I am not arguing against the importance or otherwise of these three qualities but rather arguing that in naming them we are necessarily involved in abstraction and thereby theory. It is a certain theory about human relationship that governs the way the therapy is conducted. For example, an unhappily married Ann says that she doesn't like herself in her marriage, to which the therapist responds with, 'Do you like yourself with me?' When she says that she does the she is asked to indicate what she is doing that allows that to happen. (Not we notice, what the therapist is doing but what she
is doing.)

The therapist does not turn to either intrapsychic issues with internal objects or to disordered cognitions but focuses on what is going on in this therapeutic relationship that may lead to benefits in her other relationship.

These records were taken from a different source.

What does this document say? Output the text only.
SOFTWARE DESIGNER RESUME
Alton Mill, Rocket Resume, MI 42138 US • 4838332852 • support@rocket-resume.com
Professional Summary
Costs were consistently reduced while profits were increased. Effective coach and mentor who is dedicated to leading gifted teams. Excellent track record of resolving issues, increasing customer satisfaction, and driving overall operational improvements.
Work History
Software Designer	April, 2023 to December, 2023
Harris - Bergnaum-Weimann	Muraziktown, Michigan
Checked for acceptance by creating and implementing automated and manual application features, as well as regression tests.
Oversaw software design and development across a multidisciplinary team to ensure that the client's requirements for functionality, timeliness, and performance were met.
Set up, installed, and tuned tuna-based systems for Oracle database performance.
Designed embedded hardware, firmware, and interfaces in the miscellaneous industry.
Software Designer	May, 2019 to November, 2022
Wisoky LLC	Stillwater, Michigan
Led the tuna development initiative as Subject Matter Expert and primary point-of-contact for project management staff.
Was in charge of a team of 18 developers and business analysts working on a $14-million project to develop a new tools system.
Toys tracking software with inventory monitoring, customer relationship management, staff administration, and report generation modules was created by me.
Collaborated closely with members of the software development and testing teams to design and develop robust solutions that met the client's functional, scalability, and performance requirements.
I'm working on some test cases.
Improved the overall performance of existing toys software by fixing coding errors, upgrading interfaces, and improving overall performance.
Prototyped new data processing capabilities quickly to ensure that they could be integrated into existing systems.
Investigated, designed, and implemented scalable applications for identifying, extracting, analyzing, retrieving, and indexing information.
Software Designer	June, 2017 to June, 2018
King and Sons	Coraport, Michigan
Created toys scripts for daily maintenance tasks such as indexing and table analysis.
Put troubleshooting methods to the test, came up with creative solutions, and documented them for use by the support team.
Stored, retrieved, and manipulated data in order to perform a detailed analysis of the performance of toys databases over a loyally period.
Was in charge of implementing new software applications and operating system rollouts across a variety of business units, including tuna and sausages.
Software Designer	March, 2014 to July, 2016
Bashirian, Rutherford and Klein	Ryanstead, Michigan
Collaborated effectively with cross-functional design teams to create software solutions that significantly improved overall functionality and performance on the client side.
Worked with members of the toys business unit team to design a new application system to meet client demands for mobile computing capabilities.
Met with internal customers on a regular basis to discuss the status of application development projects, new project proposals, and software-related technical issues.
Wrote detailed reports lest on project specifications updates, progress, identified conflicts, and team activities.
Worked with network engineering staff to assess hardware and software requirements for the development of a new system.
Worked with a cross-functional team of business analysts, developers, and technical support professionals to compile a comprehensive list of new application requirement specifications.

The authors then present a 'tiny snippet of an actual therapy encounter' to demonstrate 'some important
features of the relational approach'. The four summary points they draw from the case study are: '1) interpersonal connectedness is more important than individual depth; 2) a real relationship is more healing than an abstracted one; 3) being apart from community – individual autonomy – is less meaningful than being a part of it; and 4) living into, rather than abstracting from, contextual possibilities is more helpful' (p. 2-3).

To contend that these points and their terms are not 'theory-laden' is to ignore their abstracted character. However, on the other hand, nothing is wrong with abstraction as long as we don't imagine that abstractions are any substitute for mankind's fully given experience of reality.